Shares of KPN fell as much as 3.8 per cent to 7.03.
Scheepbouwer, 60, took over in November 2001. He has slashed debt by two-thirds, resumed dividend payments and brought the company back to profit after his predecessor's acquisition spree led to losses in 2001 and 2002.
He has now turned to boosting sales at the mobile unit to make up for slowing fixed-line phone sales.
They have barely risen since 2000, and KPN said it expected sales to be little-changed this year.
Scheepbouwer has pledged to return all excess cash to shareholders in the form of dividends or stock buybacks as the company expands its high-speed web and mobile-phone services.

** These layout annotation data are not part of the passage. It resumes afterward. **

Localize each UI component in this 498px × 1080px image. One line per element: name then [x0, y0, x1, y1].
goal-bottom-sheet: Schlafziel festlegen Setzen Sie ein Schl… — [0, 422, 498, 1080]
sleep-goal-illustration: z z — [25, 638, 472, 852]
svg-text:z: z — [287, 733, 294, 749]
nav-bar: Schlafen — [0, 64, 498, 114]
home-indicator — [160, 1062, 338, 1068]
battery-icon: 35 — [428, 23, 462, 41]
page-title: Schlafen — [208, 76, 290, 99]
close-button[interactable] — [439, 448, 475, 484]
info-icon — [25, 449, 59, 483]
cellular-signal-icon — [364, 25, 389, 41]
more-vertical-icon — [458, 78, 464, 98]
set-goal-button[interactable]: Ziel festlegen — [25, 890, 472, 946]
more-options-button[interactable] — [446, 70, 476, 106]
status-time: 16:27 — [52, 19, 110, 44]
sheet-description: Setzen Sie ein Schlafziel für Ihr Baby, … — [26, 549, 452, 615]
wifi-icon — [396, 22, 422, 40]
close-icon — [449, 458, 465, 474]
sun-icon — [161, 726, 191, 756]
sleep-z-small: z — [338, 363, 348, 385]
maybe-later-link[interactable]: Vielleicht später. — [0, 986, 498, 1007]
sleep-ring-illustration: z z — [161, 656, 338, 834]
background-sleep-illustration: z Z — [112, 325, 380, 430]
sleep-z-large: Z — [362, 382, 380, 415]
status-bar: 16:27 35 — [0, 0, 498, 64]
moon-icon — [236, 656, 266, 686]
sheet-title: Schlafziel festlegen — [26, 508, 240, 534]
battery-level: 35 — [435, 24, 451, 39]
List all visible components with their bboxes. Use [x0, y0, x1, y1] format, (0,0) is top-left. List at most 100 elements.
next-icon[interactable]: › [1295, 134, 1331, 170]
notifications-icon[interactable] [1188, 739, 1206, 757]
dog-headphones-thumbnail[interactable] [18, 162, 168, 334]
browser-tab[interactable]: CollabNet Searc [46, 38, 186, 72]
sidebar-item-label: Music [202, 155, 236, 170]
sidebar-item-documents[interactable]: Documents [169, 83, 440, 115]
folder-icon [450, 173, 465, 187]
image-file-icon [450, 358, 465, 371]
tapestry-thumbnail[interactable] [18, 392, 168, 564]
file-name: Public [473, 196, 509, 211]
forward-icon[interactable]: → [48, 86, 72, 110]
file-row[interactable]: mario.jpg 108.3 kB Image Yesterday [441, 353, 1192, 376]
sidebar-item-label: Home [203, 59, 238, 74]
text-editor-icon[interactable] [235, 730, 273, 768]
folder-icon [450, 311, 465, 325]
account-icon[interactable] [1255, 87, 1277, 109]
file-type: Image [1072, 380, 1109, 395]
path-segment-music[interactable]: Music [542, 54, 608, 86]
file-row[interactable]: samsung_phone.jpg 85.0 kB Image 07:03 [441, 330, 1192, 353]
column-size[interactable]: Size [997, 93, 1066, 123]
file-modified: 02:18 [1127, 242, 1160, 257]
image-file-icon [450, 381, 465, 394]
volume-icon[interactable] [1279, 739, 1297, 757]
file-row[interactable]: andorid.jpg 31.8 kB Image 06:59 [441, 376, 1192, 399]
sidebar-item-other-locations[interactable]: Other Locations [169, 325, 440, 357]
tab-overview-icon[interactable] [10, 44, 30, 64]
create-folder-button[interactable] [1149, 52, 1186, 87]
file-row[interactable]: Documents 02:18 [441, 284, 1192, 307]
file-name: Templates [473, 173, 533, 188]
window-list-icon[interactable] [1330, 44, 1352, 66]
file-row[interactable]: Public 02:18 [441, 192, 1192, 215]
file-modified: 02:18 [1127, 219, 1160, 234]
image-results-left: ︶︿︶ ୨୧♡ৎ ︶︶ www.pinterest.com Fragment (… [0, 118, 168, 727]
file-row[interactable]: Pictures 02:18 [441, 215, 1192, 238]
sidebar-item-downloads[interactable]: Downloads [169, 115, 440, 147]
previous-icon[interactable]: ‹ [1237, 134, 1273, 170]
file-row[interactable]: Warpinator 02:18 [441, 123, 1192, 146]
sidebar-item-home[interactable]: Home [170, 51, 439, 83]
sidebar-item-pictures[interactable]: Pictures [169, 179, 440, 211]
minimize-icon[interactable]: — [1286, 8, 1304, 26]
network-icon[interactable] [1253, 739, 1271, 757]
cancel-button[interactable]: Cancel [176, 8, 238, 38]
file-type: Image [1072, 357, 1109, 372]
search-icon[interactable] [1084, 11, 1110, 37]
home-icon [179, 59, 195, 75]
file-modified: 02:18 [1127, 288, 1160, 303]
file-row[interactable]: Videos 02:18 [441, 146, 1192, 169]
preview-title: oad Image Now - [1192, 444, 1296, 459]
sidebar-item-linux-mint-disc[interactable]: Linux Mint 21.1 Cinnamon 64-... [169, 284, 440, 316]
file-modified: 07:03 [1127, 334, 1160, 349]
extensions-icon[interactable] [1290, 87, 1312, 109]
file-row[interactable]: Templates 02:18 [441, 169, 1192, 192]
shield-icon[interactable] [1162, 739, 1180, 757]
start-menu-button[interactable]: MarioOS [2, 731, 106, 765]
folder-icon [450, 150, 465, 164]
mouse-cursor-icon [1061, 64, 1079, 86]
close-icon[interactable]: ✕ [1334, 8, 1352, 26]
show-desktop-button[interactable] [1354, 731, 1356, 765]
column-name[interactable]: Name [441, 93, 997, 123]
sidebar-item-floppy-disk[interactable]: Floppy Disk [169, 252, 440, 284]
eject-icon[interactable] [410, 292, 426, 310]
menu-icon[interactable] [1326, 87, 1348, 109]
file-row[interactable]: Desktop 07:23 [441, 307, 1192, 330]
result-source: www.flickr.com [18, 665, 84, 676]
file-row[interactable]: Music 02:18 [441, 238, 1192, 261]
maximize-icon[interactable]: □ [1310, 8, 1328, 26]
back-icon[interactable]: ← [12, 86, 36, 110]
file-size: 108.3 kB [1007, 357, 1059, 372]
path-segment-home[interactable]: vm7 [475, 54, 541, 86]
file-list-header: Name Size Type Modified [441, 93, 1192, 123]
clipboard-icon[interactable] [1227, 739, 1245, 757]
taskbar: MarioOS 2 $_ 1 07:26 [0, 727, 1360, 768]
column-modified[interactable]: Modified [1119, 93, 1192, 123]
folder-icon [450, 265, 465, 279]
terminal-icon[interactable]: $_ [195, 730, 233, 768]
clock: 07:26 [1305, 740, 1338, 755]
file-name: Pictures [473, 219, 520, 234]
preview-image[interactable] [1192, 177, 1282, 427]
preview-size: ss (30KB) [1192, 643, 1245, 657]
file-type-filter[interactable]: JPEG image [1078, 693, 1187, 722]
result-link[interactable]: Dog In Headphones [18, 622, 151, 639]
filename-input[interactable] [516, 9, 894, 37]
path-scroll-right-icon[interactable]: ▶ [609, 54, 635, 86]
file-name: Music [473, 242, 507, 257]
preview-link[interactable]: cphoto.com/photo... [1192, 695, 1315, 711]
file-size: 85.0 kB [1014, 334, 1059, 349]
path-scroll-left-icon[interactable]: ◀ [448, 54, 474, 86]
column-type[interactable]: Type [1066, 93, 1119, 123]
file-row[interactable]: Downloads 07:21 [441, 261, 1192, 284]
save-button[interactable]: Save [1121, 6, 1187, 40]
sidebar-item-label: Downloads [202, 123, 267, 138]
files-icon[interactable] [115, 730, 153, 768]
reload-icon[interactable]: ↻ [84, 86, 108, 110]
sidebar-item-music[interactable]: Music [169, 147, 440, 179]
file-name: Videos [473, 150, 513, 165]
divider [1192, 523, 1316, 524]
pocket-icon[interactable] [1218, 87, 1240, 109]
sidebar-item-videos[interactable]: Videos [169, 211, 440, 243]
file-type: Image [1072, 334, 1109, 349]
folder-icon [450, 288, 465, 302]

KPN said in June it planned to buy back shares worth 1 billion to bring the total spent on dividends and buybacks to more than 2 billion for 2004.
This week it said it would resume buying back stock this week with the 485 million it has left from the earlier plan. It also said it would repurchase an additional 500 million of shares.
The company said it expected a "high single-digit decrease" in earnings before interest, taxes, depreciation and amortisation (ebitda) this year.
It expected capital spending to reach 1.7 billion in 2005, and to have free cash flow of more than 2 billion.
"KPN has delivered on fourth quarter results," said Stuart Gordon, an analyst at ABN Amro in London. "There are huge uncertainties, however, with respect to Ebitda for 2005 and that's what is causing the share price weakness."
Of the 39 analysts covering KPN in the past year, 22 rate the stock a "buy" and seven advise investors to sell, according to Bloomberg data.
KPN employed 32,736 people at the end of 2003, down from 49,121 at the end of 2001, and employs about 18,000 workers in the Netherlands who fall under a collective labour agreement.
Of the about 5000 job cuts announced this week, about 1400 are part of a plan announced last year to shed 2250 jobs, KPN said.
Net income in the fourth quarter of 2003 was boosted by a 1.08 billion gain from an agreement with the Dutch tax authority on how to tax a restructuring at the mobile unit, resulting in a deductible loss.